Mirkarimi also took the lead on imposing the present moratorium---there were 12 more clubs poised to open before the moratorium---on new clubs in the city while the regs are formulated. The idea, according to the D5 Supervisor, is to set a "high bar" for new clubs with regulations that the Planning Dept. and the Dept. of Public Health will enforce. 

The proposed regulations include banning clubs near schools, playgrounds, and recreation centers; "empowering" neighborhoods by notifying residents and merchants before a new club opens; and requiring either a conditional use permit or mandatory discretionary review for new clubs, along with an appeals process. The Murk is looking for a balance between conservatives who want the clubs closed down and those on the fringe left who oppose any regulation. Once that balance is achieved, Mirkarimi figures the city will have regulations that won't completely please anyone, which probably means it will be a good law.

Responding to concerns about armed robberies at some of the clubs, Mirkarimi noted that his proposal includes mandatory background checks and security systems for the clubs. Presently the SFPD has been giving the clubs a wide berth, because they've been receiving mixed messages from the city. Sensible regulations will, as the Murk pointed out, bring the clubs---or "dispensaries," as he calls them---out of the legal shadows. He claimed that the worst thing the city has done to both the medical marijuana movement and the city's neighborhoods is to allow the clubs to operate thus far with no regulation.
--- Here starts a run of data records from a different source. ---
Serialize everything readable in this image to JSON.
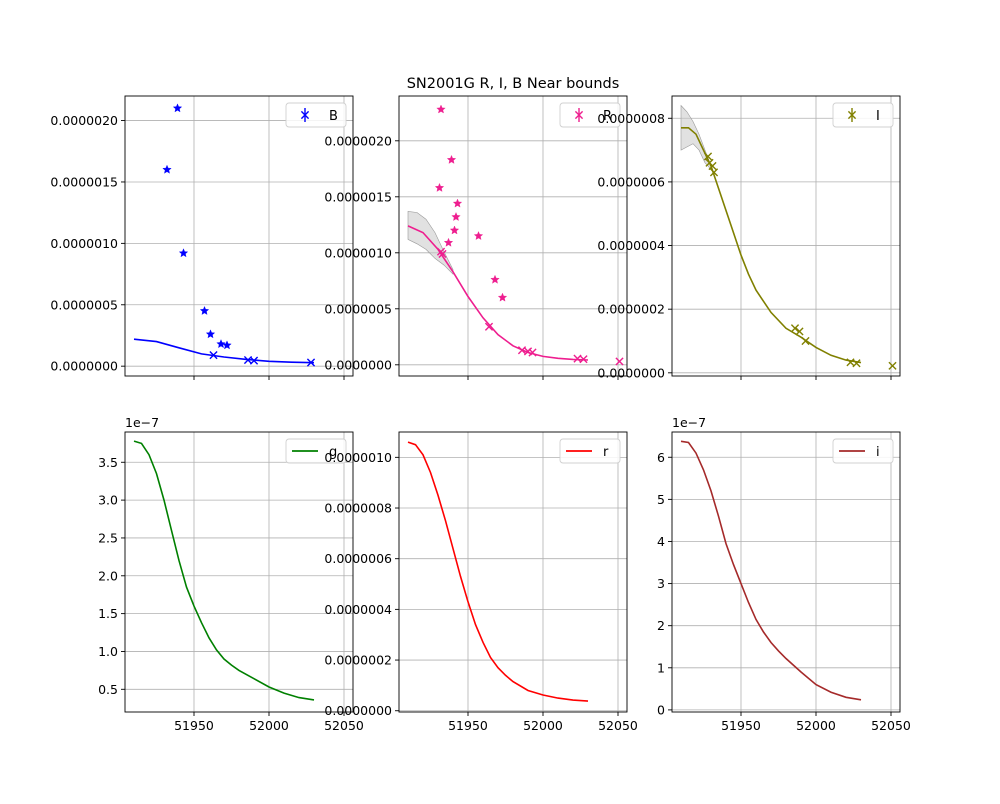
{
  "figure": {
    "title": "SN2001G  R, I, B Near bounds"
  },
  "chart_data": [
    {
      "type": "line",
      "legend": "B",
      "legend_location": "upper-right",
      "grid": true,
      "color": "#0000ff",
      "xlim": [
        51904,
        52056
      ],
      "ylim": [
        -8e-08,
        2.2e-06
      ],
      "xticks": [
        51950,
        52000,
        52050
      ],
      "xtick_labels": [
        "",
        "",
        ""
      ],
      "yticks": [
        0,
        5e-07,
        1e-06,
        1.5e-06,
        2e-06
      ],
      "ytick_labels": [
        "0.0000000",
        "0.0000005",
        "0.0000010",
        "0.0000015",
        "0.0000020"
      ],
      "scale_label": "",
      "model": {
        "x": [
          51910,
          51925,
          51940,
          51955,
          51970,
          51985,
          52000,
          52015,
          52030
        ],
        "y": [
          2.2e-07,
          2e-07,
          1.5e-07,
          1e-07,
          7.5e-08,
          5.5e-08,
          4e-08,
          3.2e-08,
          2.8e-08
        ]
      },
      "band": null,
      "detections": {
        "x": [
          51932,
          51939,
          51943,
          51957,
          51961,
          51968,
          51972
        ],
        "y": [
          1.6e-06,
          2.1e-06,
          9.2e-07,
          4.5e-07,
          2.6e-07,
          1.8e-07,
          1.7e-07
        ]
      },
      "upper_limits": {
        "x": [
          51963,
          51986,
          51990,
          52028
        ],
        "y": [
          9e-08,
          5e-08,
          4.5e-08,
          3e-08
        ]
      }
    },
    {
      "type": "line",
      "legend": "R",
      "legend_location": "upper-right",
      "grid": true,
      "color": "#ee1e8f",
      "xlim": [
        51904,
        52056
      ],
      "ylim": [
        -1e-07,
        2.4e-06
      ],
      "xticks": [
        51950,
        52000,
        52050
      ],
      "xtick_labels": [
        "",
        "",
        ""
      ],
      "yticks": [
        0,
        5e-07,
        1e-06,
        1.5e-06,
        2e-06
      ],
      "ytick_labels": [
        "0.0000000",
        "0.0000005",
        "0.0000010",
        "0.0000015",
        "0.0000020"
      ],
      "scale_label": "",
      "model": {
        "x": [
          51910,
          51920,
          51930,
          51940,
          51950,
          51960,
          51970,
          51980,
          51990,
          52000,
          52010,
          52020,
          52030
        ],
        "y": [
          1.24e-06,
          1.18e-06,
          1.03e-06,
          8.3e-07,
          6.1e-07,
          4.2e-07,
          2.7e-07,
          1.7e-07,
          1.1e-07,
          7.5e-08,
          5.8e-08,
          4.8e-08,
          4.3e-08
        ]
      },
      "band": {
        "x": [
          51910,
          51916,
          51922,
          51928,
          51934,
          51940
        ],
        "upper": [
          1.37e-06,
          1.36e-06,
          1.3e-06,
          1.18e-06,
          1.01e-06,
          8.5e-07
        ],
        "lower": [
          1.12e-06,
          1.08e-06,
          1.03e-06,
          9.5e-07,
          8.9e-07,
          8.1e-07
        ]
      },
      "detections": {
        "x": [
          51931,
          51932,
          51937,
          51939,
          51941,
          51942,
          51943,
          51957,
          51968,
          51973
        ],
        "y": [
          1.58e-06,
          2.28e-06,
          1.09e-06,
          1.83e-06,
          1.2e-06,
          1.32e-06,
          1.44e-06,
          1.15e-06,
          7.6e-07,
          6e-07
        ]
      },
      "upper_limits": {
        "x": [
          51932,
          51933,
          51964,
          51986,
          51990,
          51993,
          52023,
          52027,
          52051
        ],
        "y": [
          1.01e-06,
          9.9e-07,
          3.4e-07,
          1.3e-07,
          1.2e-07,
          1.1e-07,
          5.5e-08,
          5e-08,
          3e-08
        ]
      }
    },
    {
      "type": "line",
      "legend": "I",
      "legend_location": "upper-right",
      "grid": true,
      "color": "#808000",
      "xlim": [
        51904,
        52056
      ],
      "ylim": [
        -1e-08,
        8.7e-07
      ],
      "xticks": [
        51950,
        52000,
        52050
      ],
      "xtick_labels": [
        "",
        "",
        ""
      ],
      "yticks": [
        0,
        2e-07,
        4e-07,
        6e-07,
        8e-07
      ],
      "ytick_labels": [
        "0.0000000",
        "0.0000002",
        "0.0000004",
        "0.0000006",
        "0.0000008"
      ],
      "scale_label": "",
      "model": {
        "x": [
          51910,
          51915,
          51920,
          51925,
          51930,
          51935,
          51940,
          51945,
          51950,
          51955,
          51960,
          51970,
          51980,
          51990,
          52000,
          52010,
          52020,
          52030
        ],
        "y": [
          7.7e-07,
          7.7e-07,
          7.5e-07,
          7e-07,
          6.5e-07,
          5.8e-07,
          5.1e-07,
          4.4e-07,
          3.7e-07,
          3.1e-07,
          2.6e-07,
          1.9e-07,
          1.4e-07,
          1.12e-07,
          8e-08,
          5.5e-08,
          4e-08,
          3.2e-08
        ]
      },
      "band": {
        "x": [
          51910,
          51914,
          51918,
          51922,
          51926,
          51930
        ],
        "upper": [
          8.4e-07,
          8.2e-07,
          7.9e-07,
          7.5e-07,
          7e-07,
          6.5e-07
        ],
        "lower": [
          7e-07,
          7.1e-07,
          7.2e-07,
          7e-07,
          6.6e-07,
          6.4e-07
        ]
      },
      "detections": {
        "x": [],
        "y": []
      },
      "upper_limits": {
        "x": [
          51928,
          51929,
          51931,
          51932,
          51986,
          51989,
          51993,
          52023,
          52027,
          52051
        ],
        "y": [
          6.8e-07,
          6.6e-07,
          6.5e-07,
          6.3e-07,
          1.4e-07,
          1.3e-07,
          1e-07,
          3.3e-08,
          3e-08,
          2.2e-08
        ]
      }
    },
    {
      "type": "line",
      "legend": "g",
      "legend_location": "upper-right",
      "grid": true,
      "color": "#008000",
      "xlim": [
        51904,
        52056
      ],
      "ylim": [
        0.2,
        3.9
      ],
      "xticks": [
        51950,
        52000,
        52050
      ],
      "xtick_labels": [
        "51950",
        "52000",
        "52050"
      ],
      "yticks": [
        0.5,
        1.0,
        1.5,
        2.0,
        2.5,
        3.0,
        3.5
      ],
      "ytick_labels": [
        "0.5",
        "1.0",
        "1.5",
        "2.0",
        "2.5",
        "3.0",
        "3.5"
      ],
      "scale_label": "1e−7",
      "model": {
        "x": [
          51910,
          51915,
          51920,
          51925,
          51930,
          51935,
          51940,
          51945,
          51950,
          51955,
          51960,
          51965,
          51970,
          51975,
          51980,
          51990,
          52000,
          52010,
          52020,
          52030
        ],
        "y": [
          3.78,
          3.75,
          3.6,
          3.35,
          3.0,
          2.6,
          2.2,
          1.85,
          1.6,
          1.38,
          1.18,
          1.02,
          0.9,
          0.82,
          0.75,
          0.64,
          0.53,
          0.45,
          0.39,
          0.36
        ]
      },
      "band": null,
      "detections": {
        "x": [],
        "y": []
      },
      "upper_limits": {
        "x": [],
        "y": []
      }
    },
    {
      "type": "line",
      "legend": "r",
      "legend_location": "upper-right",
      "grid": true,
      "color": "#ff0000",
      "xlim": [
        51904,
        52056
      ],
      "ylim": [
        -5e-09,
        1.1e-06
      ],
      "xticks": [
        51950,
        52000,
        52050
      ],
      "xtick_labels": [
        "51950",
        "52000",
        "52050"
      ],
      "yticks": [
        0,
        2e-07,
        4e-07,
        6e-07,
        8e-07,
        1e-06
      ],
      "ytick_labels": [
        "0.0000000",
        "0.0000002",
        "0.0000004",
        "0.0000006",
        "0.0000008",
        "0.0000010"
      ],
      "scale_label": "",
      "model": {
        "x": [
          51910,
          51915,
          51920,
          51925,
          51930,
          51935,
          51940,
          51945,
          51950,
          51955,
          51960,
          51965,
          51970,
          51975,
          51980,
          51990,
          52000,
          52010,
          52020,
          52030
        ],
        "y": [
          1.06e-06,
          1.05e-06,
          1.01e-06,
          9.4e-07,
          8.5e-07,
          7.5e-07,
          6.4e-07,
          5.3e-07,
          4.3e-07,
          3.4e-07,
          2.7e-07,
          2.1e-07,
          1.7e-07,
          1.4e-07,
          1.15e-07,
          8e-08,
          6.2e-08,
          5e-08,
          4.2e-08,
          3.8e-08
        ]
      },
      "band": null,
      "detections": {
        "x": [],
        "y": []
      },
      "upper_limits": {
        "x": [],
        "y": []
      }
    },
    {
      "type": "line",
      "legend": "i",
      "legend_location": "upper-right",
      "grid": true,
      "color": "#a52a2a",
      "xlim": [
        51904,
        52056
      ],
      "ylim": [
        -0.05,
        6.6
      ],
      "xticks": [
        51950,
        52000,
        52050
      ],
      "xtick_labels": [
        "51950",
        "52000",
        "52050"
      ],
      "yticks": [
        0,
        1,
        2,
        3,
        4,
        5,
        6
      ],
      "ytick_labels": [
        "0",
        "1",
        "2",
        "3",
        "4",
        "5",
        "6"
      ],
      "scale_label": "1e−7",
      "model": {
        "x": [
          51910,
          51915,
          51920,
          51925,
          51930,
          51935,
          51940,
          51945,
          51950,
          51955,
          51960,
          51965,
          51970,
          51975,
          51980,
          51990,
          52000,
          52010,
          52020,
          52030
        ],
        "y": [
          6.38,
          6.35,
          6.1,
          5.7,
          5.2,
          4.6,
          3.95,
          3.45,
          3.0,
          2.55,
          2.15,
          1.85,
          1.6,
          1.4,
          1.22,
          0.9,
          0.6,
          0.42,
          0.3,
          0.24
        ]
      },
      "band": null,
      "detections": {
        "x": [],
        "y": []
      },
      "upper_limits": {
        "x": [],
        "y": []
      }
    }
  ]
}
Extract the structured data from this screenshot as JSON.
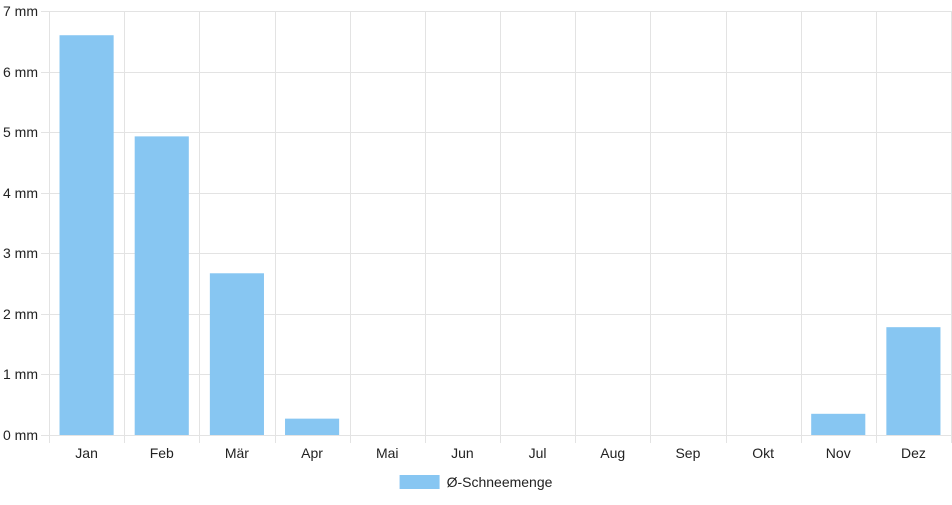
{
  "chart_data": {
    "type": "bar",
    "categories": [
      "Jan",
      "Feb",
      "Mär",
      "Apr",
      "Mai",
      "Jun",
      "Jul",
      "Aug",
      "Sep",
      "Okt",
      "Nov",
      "Dez"
    ],
    "series": [
      {
        "name": "Ø-Schneemenge",
        "values": [
          6.6,
          4.93,
          2.67,
          0.27,
          0,
          0,
          0,
          0,
          0,
          0,
          0.35,
          1.78
        ],
        "color": "#87c6f2"
      }
    ],
    "y_ticks": [
      0,
      1,
      2,
      3,
      4,
      5,
      6,
      7
    ],
    "y_unit": "mm",
    "ylim": [
      0,
      7
    ],
    "grid": true,
    "legend": "bottom-center"
  }
}
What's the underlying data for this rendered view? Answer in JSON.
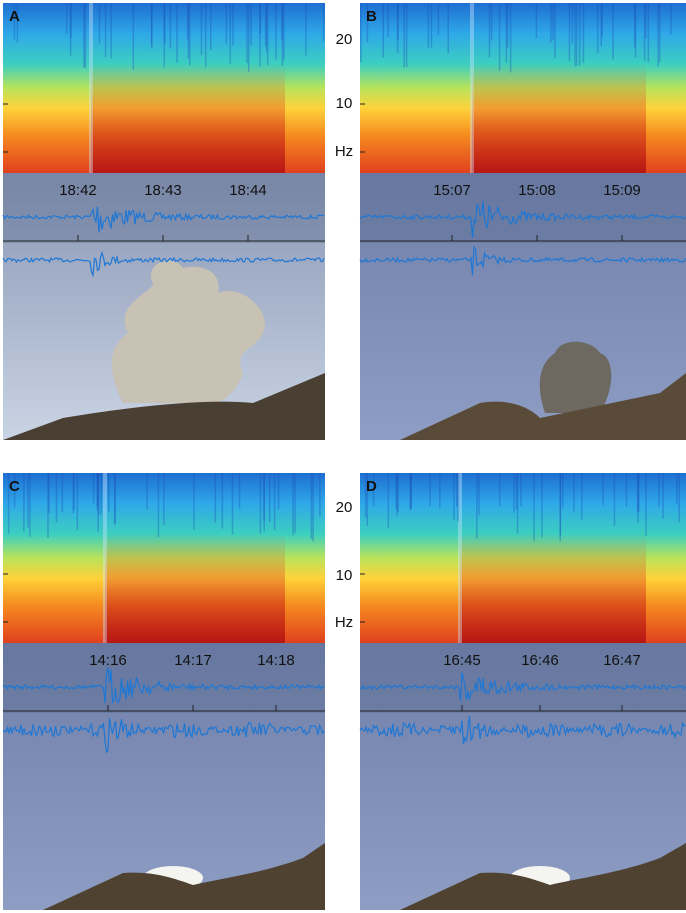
{
  "spectrogram_axis": {
    "ticks": [
      "20",
      "10"
    ],
    "unit": "Hz"
  },
  "panels": [
    {
      "label": "A",
      "times": [
        "18:42",
        "18:43",
        "18:44"
      ]
    },
    {
      "label": "B",
      "times": [
        "15:07",
        "15:08",
        "15:09"
      ]
    },
    {
      "label": "C",
      "times": [
        "14:16",
        "14:17",
        "14:18"
      ]
    },
    {
      "label": "D",
      "times": [
        "16:45",
        "16:46",
        "16:47"
      ]
    }
  ]
}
Interestingly, Mirkarimi said that there have always been enough votes on the Board of Supervisors to pass controls on the clubs but that "nimbyism" among the supervisors---most districts have few, if any, clubs---made proposed zoning regulations a sensitive subject for supervisors who are, after all, elected from districts. Mirkarimi said his proposals may come back to the board soon for a vote, but the status of the CEQA suit initiated by Bill Barnes is unclear at this point.

All in all, it was a credible performance by Supervisor Mirkarimi, who has had a tendency in his first year in office to enlist in half-assed and misguided "progressive" projects, like the anti-widening of MLK Blvd. campaign, the emerging traffic/planning fiasco in the Market/Octavia neighborhood, and making the Bicycle Plan part of the General Plan with no environmental study and little debate. 

But Mayor Newsom is also running with the progressive lemmings on these issues. And both Mirkarimi and Newsom support the construction of 3000 luxury condos in the Rincon Hill area. By taking the lead on regulating the city's pot clubs, Mirkarimi can at least begin the process of defusing the left's main area of political vulnerability in San Francisco, which is on quality of life issues---homelessness and squalor on the streets, graffiti/tagging, Critical Mass, and, until now, the marijuana "dispensaries."